SkepticalSam
🔬 The Math That Says Multi-Agent Systems Might Just Be Expensive Redundancy
Aggregation in Compound AI Systems: A Formal Analysis
Published: 12 May 2026 · Updated: 13 July 2026
Read the original sourceWhat the paper says
Multi-agent systems achieve emergent capabilities through aggregation of multiple LLM copies.
The Critique
The paper proves that aggregation only helps through three specific mechanisms: feasibility expansion, support expansion, or binding set contraction. Aggregation doesn't magically overcome model limitations. It only works when the system designer can already steer individual agents toward the desired output through reward functions.

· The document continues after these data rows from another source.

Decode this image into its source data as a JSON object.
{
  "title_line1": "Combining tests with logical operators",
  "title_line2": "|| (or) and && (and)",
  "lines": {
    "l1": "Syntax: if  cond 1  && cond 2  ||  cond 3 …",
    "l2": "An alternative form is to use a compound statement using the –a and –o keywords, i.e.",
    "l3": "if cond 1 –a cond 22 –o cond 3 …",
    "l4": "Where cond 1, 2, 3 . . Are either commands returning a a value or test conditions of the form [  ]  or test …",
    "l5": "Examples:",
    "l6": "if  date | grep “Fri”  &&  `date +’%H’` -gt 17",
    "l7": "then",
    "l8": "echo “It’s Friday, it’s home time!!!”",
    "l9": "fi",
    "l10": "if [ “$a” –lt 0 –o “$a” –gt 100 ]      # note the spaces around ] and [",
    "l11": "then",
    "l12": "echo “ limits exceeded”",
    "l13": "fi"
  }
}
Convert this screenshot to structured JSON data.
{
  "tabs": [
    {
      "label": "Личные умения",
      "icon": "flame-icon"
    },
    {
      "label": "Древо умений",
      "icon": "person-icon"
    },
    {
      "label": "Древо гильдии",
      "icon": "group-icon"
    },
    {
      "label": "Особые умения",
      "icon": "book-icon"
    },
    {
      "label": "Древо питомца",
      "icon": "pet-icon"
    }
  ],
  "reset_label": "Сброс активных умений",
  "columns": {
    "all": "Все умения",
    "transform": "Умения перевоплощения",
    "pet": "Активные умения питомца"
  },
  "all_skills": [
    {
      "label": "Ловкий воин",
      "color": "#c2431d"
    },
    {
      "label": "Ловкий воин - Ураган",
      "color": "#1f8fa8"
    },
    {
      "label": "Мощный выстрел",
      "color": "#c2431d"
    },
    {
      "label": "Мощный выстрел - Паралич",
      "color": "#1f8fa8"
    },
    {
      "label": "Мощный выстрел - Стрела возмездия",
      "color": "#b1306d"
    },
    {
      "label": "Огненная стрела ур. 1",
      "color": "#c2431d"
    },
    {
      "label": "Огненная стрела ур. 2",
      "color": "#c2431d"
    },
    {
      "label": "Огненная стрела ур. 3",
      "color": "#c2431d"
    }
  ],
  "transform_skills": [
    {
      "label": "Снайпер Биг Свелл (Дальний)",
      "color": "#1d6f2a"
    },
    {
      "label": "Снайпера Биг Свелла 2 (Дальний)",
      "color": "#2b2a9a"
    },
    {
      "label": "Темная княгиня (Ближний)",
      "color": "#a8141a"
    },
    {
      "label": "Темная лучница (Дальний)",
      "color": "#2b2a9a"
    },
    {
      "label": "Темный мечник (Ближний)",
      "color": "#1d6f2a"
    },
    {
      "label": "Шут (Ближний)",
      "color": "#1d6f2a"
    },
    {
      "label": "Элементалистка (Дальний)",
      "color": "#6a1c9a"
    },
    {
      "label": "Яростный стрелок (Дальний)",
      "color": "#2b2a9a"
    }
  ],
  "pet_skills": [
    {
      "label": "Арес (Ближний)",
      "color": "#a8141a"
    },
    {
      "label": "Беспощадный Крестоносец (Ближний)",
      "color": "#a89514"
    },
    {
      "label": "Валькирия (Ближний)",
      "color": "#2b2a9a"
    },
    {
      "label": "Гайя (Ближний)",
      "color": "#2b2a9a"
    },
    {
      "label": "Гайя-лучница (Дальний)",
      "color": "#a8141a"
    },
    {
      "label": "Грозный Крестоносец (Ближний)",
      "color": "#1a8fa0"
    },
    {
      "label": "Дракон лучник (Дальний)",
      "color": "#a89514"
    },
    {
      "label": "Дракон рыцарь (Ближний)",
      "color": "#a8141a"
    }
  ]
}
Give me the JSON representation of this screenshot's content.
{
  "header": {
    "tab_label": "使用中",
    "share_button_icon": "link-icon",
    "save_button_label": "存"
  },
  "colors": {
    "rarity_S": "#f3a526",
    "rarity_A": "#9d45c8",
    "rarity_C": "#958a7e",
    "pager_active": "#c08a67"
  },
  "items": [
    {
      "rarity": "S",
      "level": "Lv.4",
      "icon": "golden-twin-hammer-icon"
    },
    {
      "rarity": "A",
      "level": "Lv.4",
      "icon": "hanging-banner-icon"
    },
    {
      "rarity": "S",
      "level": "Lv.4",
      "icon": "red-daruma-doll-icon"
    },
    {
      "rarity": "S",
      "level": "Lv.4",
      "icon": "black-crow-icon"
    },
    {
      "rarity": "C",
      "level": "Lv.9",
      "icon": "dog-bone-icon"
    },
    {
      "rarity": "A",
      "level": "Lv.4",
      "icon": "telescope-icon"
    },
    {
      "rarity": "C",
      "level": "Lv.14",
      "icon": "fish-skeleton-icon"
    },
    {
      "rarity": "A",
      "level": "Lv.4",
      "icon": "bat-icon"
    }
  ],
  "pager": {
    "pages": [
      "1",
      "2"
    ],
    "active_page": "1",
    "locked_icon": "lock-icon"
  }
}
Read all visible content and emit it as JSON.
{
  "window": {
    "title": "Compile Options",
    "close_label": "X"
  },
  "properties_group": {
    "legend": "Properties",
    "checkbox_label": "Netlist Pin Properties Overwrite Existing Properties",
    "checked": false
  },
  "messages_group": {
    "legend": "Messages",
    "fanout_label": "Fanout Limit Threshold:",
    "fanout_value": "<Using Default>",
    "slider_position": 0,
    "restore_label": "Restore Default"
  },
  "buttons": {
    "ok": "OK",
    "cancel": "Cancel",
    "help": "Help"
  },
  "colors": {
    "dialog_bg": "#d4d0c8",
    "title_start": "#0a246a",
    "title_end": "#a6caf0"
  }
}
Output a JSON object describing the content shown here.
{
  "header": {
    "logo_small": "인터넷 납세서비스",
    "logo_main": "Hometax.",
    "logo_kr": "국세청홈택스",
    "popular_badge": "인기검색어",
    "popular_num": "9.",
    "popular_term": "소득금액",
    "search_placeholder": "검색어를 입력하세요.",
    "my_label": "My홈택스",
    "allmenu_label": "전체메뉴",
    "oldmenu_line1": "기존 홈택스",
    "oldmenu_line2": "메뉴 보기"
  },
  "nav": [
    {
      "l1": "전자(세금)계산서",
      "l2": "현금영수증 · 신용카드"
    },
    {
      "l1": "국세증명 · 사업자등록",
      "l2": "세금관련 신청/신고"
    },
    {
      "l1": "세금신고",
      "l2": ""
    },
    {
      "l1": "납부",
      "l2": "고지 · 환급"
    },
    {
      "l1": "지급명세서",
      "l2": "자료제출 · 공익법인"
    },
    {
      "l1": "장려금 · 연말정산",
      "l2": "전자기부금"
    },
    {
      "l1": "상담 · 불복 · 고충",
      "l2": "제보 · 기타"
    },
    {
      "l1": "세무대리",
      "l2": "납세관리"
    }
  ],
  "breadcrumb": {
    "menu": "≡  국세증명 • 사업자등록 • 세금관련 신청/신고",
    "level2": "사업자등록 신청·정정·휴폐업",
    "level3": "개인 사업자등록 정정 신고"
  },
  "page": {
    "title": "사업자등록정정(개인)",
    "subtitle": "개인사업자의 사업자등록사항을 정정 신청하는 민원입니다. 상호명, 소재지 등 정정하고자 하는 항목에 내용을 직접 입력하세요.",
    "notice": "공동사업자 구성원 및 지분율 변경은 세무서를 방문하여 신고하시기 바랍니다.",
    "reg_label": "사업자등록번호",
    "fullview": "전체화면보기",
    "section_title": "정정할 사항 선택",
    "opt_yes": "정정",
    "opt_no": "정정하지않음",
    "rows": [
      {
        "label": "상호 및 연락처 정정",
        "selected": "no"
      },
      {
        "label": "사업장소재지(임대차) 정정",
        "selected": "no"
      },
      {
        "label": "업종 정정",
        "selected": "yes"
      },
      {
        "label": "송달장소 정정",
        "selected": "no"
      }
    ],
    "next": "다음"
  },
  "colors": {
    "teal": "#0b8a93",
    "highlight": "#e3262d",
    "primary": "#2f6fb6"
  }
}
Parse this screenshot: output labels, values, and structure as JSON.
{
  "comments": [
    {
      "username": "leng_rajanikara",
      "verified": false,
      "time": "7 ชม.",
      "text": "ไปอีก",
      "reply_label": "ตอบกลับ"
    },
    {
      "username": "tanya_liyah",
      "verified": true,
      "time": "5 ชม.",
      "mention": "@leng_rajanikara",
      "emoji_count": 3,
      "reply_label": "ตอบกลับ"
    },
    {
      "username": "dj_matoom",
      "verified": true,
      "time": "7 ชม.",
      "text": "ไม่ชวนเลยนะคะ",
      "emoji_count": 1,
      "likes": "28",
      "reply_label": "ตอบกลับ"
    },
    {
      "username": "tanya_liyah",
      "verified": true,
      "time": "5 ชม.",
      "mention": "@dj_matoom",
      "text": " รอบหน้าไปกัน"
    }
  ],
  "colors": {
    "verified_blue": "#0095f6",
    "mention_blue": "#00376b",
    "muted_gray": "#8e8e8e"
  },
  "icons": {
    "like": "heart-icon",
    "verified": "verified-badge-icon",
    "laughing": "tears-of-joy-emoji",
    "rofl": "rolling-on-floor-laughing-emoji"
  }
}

If you can't get the answer from one model, you probably can't get it from many — unless you already knew what you wanted.
Why It Matters
The multi-agent hype cycle is in full swing. Startups are building 'agent swarms' and 'collective intelligence' systems. This paper suggests most of it is architectural theater — unless you've solved the steering problem for individual agents, adding more agents just adds compute cost.
What They Missed
LLM reward functions are implicit in training, not explicit design choices. Prompt engineering is brittle. 'Steering' doesn't work reliably across domains. If the steering assumption fails, the entire aggregation benefit collapses. Also: identical models share identical failure modes. Correlated errors don't average out. 5x the agents = 5x the cost with often sub-linear benefits.
The Big Question
Is the 'compound AI systems' marketing running ahead of the theoretical foundations?